In listening to your sound clip of your open strings, you have lowest string (bass) at Bb. The middle string is tuned to the G above the melody string's F. Thus, the highest sounding open string is the middle string G.
The youtube you copied below is playing Emma's waltz with a capo at fret one, resulting in the minor-sounding aeolian mode. This is what I guessed before with your tuning. On your open F melody string, the first fret of your melody string will be your 'home'/tonic note which would be a G (matching your open middle string in G). If you aren't using a capo (without telling us), you'd be playing the waltz in the G aeolian scale, in Aeolian mode which has a lonesome/sad feel. From the internet: "G Aeolian is the sixth mode of the Bb major scale · G Aeolian Scale Notes: G A Bb C D Eb F". Your tonic/home note is G, on the 1st fret of the melody string.

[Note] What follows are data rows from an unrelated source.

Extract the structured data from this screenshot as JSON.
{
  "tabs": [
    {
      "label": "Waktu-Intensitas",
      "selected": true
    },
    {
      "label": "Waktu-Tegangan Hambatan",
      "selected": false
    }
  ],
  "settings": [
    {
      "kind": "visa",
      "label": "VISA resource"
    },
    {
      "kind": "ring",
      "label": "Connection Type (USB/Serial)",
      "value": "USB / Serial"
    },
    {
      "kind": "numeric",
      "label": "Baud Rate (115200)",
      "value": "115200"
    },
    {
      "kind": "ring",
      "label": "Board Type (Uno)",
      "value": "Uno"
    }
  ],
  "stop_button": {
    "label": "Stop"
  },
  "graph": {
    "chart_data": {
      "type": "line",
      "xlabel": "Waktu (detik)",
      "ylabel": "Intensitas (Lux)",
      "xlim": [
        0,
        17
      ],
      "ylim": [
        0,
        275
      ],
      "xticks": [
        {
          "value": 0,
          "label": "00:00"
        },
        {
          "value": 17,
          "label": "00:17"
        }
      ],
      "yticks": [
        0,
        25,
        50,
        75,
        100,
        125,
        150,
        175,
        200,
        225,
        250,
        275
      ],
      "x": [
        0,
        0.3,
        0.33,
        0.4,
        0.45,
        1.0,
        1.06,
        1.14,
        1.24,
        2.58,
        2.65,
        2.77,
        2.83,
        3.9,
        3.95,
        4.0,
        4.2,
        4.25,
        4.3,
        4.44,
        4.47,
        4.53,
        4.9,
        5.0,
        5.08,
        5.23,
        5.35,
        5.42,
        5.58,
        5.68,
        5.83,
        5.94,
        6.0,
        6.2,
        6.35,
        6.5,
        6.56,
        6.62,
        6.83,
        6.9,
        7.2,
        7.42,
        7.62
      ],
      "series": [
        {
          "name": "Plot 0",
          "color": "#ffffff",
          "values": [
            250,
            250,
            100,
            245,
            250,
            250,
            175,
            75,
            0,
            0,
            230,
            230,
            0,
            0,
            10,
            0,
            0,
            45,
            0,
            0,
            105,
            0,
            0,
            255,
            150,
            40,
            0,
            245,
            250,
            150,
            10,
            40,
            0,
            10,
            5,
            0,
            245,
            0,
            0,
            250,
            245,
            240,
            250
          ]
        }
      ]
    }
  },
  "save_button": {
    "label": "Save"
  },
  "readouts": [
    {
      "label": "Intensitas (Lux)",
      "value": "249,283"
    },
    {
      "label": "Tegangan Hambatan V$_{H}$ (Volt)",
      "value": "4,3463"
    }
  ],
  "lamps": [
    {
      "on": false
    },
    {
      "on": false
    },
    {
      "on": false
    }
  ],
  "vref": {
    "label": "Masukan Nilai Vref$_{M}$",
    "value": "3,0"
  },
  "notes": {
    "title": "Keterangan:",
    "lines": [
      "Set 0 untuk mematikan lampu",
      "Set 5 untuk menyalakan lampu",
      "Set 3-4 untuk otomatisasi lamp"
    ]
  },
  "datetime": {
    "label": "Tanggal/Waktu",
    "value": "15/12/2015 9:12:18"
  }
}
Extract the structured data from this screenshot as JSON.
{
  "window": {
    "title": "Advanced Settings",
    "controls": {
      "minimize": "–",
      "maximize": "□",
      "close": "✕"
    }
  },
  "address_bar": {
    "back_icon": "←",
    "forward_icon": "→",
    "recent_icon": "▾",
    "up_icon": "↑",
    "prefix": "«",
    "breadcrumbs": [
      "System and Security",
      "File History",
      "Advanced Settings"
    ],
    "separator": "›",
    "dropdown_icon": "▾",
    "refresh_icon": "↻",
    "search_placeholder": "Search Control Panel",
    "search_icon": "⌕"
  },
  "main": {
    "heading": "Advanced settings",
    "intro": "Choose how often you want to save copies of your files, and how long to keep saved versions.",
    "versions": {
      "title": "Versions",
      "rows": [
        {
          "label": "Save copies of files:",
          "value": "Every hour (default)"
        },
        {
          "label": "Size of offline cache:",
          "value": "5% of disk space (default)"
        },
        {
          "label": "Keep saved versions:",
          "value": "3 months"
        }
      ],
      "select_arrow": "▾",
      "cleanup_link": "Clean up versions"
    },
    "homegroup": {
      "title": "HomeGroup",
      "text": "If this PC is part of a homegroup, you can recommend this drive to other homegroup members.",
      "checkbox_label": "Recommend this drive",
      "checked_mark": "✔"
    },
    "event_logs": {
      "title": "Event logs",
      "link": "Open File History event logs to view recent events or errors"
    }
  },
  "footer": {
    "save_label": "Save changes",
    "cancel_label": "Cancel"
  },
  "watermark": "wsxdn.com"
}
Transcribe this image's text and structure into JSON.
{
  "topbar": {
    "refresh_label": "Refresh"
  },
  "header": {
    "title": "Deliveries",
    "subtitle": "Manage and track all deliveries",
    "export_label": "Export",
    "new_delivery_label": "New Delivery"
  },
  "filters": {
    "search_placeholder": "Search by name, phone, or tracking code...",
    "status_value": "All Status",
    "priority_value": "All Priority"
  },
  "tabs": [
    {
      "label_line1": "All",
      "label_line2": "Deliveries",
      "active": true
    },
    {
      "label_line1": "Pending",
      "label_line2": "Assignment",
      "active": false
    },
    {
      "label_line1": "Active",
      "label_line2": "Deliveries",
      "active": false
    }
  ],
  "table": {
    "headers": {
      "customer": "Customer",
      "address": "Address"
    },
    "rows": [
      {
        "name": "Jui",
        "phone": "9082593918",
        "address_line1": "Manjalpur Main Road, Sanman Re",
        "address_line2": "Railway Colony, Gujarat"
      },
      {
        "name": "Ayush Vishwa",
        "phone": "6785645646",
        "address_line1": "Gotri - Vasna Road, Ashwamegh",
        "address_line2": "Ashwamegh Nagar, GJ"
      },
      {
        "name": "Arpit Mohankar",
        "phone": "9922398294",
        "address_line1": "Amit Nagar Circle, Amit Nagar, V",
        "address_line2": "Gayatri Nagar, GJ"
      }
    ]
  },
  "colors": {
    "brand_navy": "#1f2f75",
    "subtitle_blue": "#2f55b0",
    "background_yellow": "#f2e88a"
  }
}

The reason your melody string is the F note LOWER than the middle string (usually it's higher than the middle string) is because if you tried to tune it to next f note one octave higher, at a 28"+ vsl that string would break no matter how thin a gauge you had. So you went with the F an octave lower which happened to be one note below the middle string G.
updated by @strumelia: 12/13/20 06:39:41PM

I'm also impressed that you figured out on your own so quickly how to get a sound clip up in your post.